Pasteur's Empire shows how the scientific prestige of the Pasteur Institute came to depend on its colonial laboratories, and how, conversely, the institutes themselves became central to colonial politics. This book argues that decisions as small as the isolation of a particular yeast or the choice of a laboratory animal could have tremendous consequences on the lives of Vietnamese and African subjects, who became the consumers of new vaccines or industrially fermented intoxicants. Simultaneously, global forces, such as the rise of international standards and American competitors pushed Pastorians to their imperial laboratories, where they could conduct studies that researchers in France considered too difficult or controversial. Chapters follow not just Alexandre Yersin's studies of the plague, Charles Nicolle's public health work in Tunisia, and Jean Laigret's work on yellow fever in Dakar, but also the activities of Vietnamese doctors, African students and politicians, Syrian traders, and Chinese warlords. It argues that a specifically Pastorian understanding of microbiology shaped French colonial politics across the world, allowing French officials to promise hygienic modernity while actually committing to little development. In bringing together global history, imperial history, and science and technology studies, Pasteur's Empire deftly integrates micro and macro analyses into one connected narrative that sheds critical light on a key era in the history of medicine.
--Marshal Zeringue

"Promiscuous Knowledge"

New from the University of Chicago Press: Promiscuous Knowledge: Information, Image, and Other Truth Games in History by Kenneth Cmiel and John Durham Peters.

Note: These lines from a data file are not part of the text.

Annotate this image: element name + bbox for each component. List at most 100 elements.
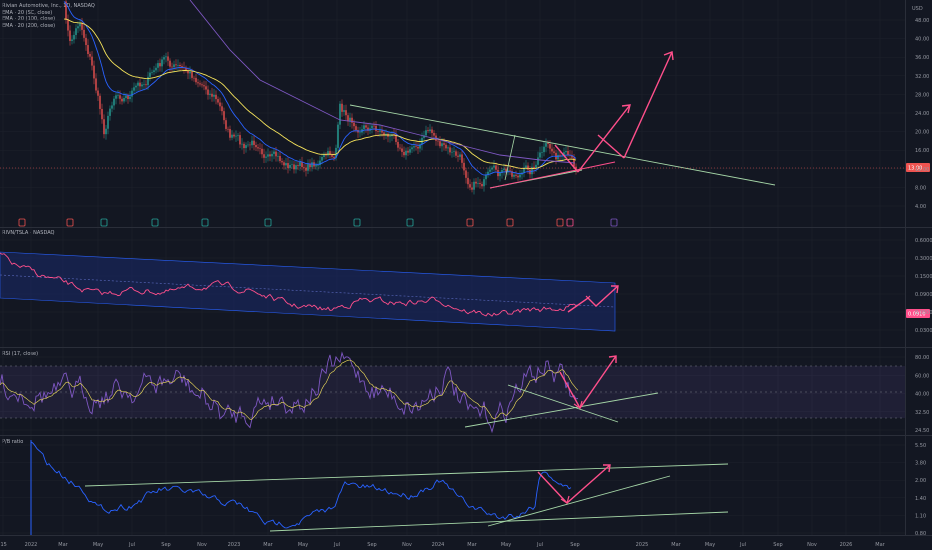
- candle-body: [159, 63, 161, 67]
- projection-arrow: [537, 464, 611, 504]
- event-marker: [151, 218, 159, 227]
- chart-canvas[interactable]: 13.00 0.0910 48.0040.0036.0032.0028.0024…: [0, 0, 932, 550]
- ratio-tick-label: 0.0900: [915, 292, 932, 298]
- candle-body: [191, 71, 193, 78]
- candle-body: [275, 151, 277, 157]
- candle-body: [153, 70, 155, 72]
- candle-body: [365, 125, 367, 128]
- candle-body: [413, 146, 415, 148]
- candle-body: [109, 108, 111, 116]
- candle-body: [445, 144, 447, 149]
- candle-body: [355, 126, 357, 131]
- x-tick-label: May: [501, 542, 511, 548]
- event-marker: [610, 218, 618, 227]
- pb-tick-label: 3.80: [915, 461, 926, 467]
- candle-body: [397, 141, 399, 148]
- rsi-tick-label: 32.50: [915, 410, 929, 416]
- price-tick-label: 4.00: [915, 204, 926, 210]
- candle-body: [527, 165, 529, 170]
- candle-body: [69, 30, 71, 41]
- candle-body: [315, 165, 317, 167]
- ratio-tick-label: 0.0300: [915, 328, 932, 334]
- candle-body: [565, 151, 567, 153]
- candle-body: [451, 151, 453, 153]
- ratio-tick-label: 0.3000: [915, 256, 932, 262]
- candle-body: [439, 141, 441, 147]
- x-tick-label: May: [298, 542, 308, 548]
- candle-body: [557, 154, 559, 160]
- event-marker: [18, 218, 26, 227]
- candle-body: [345, 110, 347, 116]
- projection-arrow: [623, 51, 673, 159]
- candle-body: [519, 174, 521, 178]
- candle-body: [517, 175, 519, 178]
- candle-body: [139, 82, 141, 87]
- candle-body: [213, 94, 215, 97]
- event-marker: [353, 218, 361, 227]
- candle-body: [161, 59, 163, 67]
- candle-body: [113, 98, 115, 106]
- candle-body: [257, 147, 259, 149]
- candle-body: [273, 151, 275, 154]
- candle-body: [85, 37, 87, 46]
- candle-body: [95, 78, 97, 91]
- candle-body: [219, 102, 221, 107]
- candle-body: [403, 151, 405, 156]
- candle-body: [119, 95, 121, 99]
- candle-body: [547, 143, 549, 145]
- ema-slow-line: [189, 0, 576, 164]
- candle-body: [101, 108, 103, 120]
- candle-body: [115, 95, 117, 99]
- candle-body: [295, 165, 297, 170]
- candle-body: [137, 82, 139, 86]
- candle-body: [289, 164, 291, 168]
- candle-body: [241, 143, 243, 145]
- candle-body: [281, 161, 283, 163]
- candle-body: [417, 146, 419, 149]
- candle-body: [209, 93, 211, 95]
- candle-body: [291, 164, 293, 166]
- ema-mid-line: [64, 18, 577, 170]
- candle-body: [155, 67, 157, 71]
- candle-body: [543, 146, 545, 153]
- x-tick-label: Nov: [807, 542, 817, 548]
- candle-body: [551, 148, 553, 152]
- x-tick-label: Mar: [875, 542, 885, 548]
- candle-body: [167, 56, 169, 61]
- candle-body: [211, 93, 213, 97]
- rsi-pane: [0, 351, 905, 434]
- candle-body: [285, 163, 287, 166]
- price-tick-label: 32.00: [915, 74, 929, 80]
- price-tick-label: 12.00: [915, 167, 929, 173]
- candle-body: [135, 85, 137, 88]
- event-marker: [201, 218, 209, 227]
- candle-body: [375, 125, 377, 132]
- candle-body: [363, 125, 365, 130]
- candle-body: [263, 154, 265, 158]
- candle-body: [171, 66, 173, 68]
- candle-body: [483, 179, 485, 187]
- candle-body: [539, 152, 541, 158]
- candle-body: [441, 143, 443, 147]
- candle-body: [67, 19, 69, 31]
- x-tick-label: 2023: [228, 542, 241, 548]
- candle-body: [261, 148, 263, 155]
- candle-body: [525, 165, 527, 168]
- candle-body: [455, 151, 457, 156]
- candle-body: [429, 129, 431, 131]
- candle-body: [493, 165, 495, 168]
- x-tick-label: May: [93, 542, 103, 548]
- candle-body: [459, 154, 461, 157]
- candle-body: [479, 183, 481, 184]
- candle-body: [299, 161, 301, 167]
- candle-body: [415, 146, 417, 147]
- event-marker: [100, 218, 108, 227]
- candle-body: [237, 135, 239, 136]
- candle-body: [251, 140, 253, 146]
- candle-body: [447, 147, 449, 149]
- candle-body: [499, 172, 501, 177]
- candle-body: [515, 174, 517, 176]
- candle-body: [203, 85, 205, 87]
- candle-body: [221, 106, 223, 112]
- y-axes: 48.00 40.00 36.00 32.00 28.00 24.00 20.00 16.00…: [912, 6, 932, 537]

About the book, from the publisher:
Sergey Brin, a cofounder of Google, once compared the perfect search engine to “the mind of God.” As the modern face of promiscuous knowledge, however, Google’s divine omniscience traffics in news, maps, weather, and porn indifferently. This book, begun by the late Kenneth Cmiel and completed by his close friend John Durham Peters, provides a genealogy of the information age from its early origins up to the reign of Google. It examines how we think about fact, image, and knowledge, centering on the different ways that claims of truth are complicated when they pass to a larger public. To explore these ideas, Cmiel and Peters focus on three main periods—the late nineteenth century, 1925 to 1945, and 1975 to 2000, with constant reference to the present. Cmiel’s original text examines the growing gulf between politics and aesthetics in postmodern architecture, the distancing of images from everyday life in magical realist cinema, the waning support for national betterment through taxation, and the inability of a single presentational strategy to contain the social whole. Peters brings Cmiel’s study into the present moment, providing the backstory to current controversies about the slipperiness of facts in a digital age. A hybrid work from two innovative thinkers, Promiscuous Knowledge enlightens our understanding of the internet and the profuse visual culture of our time.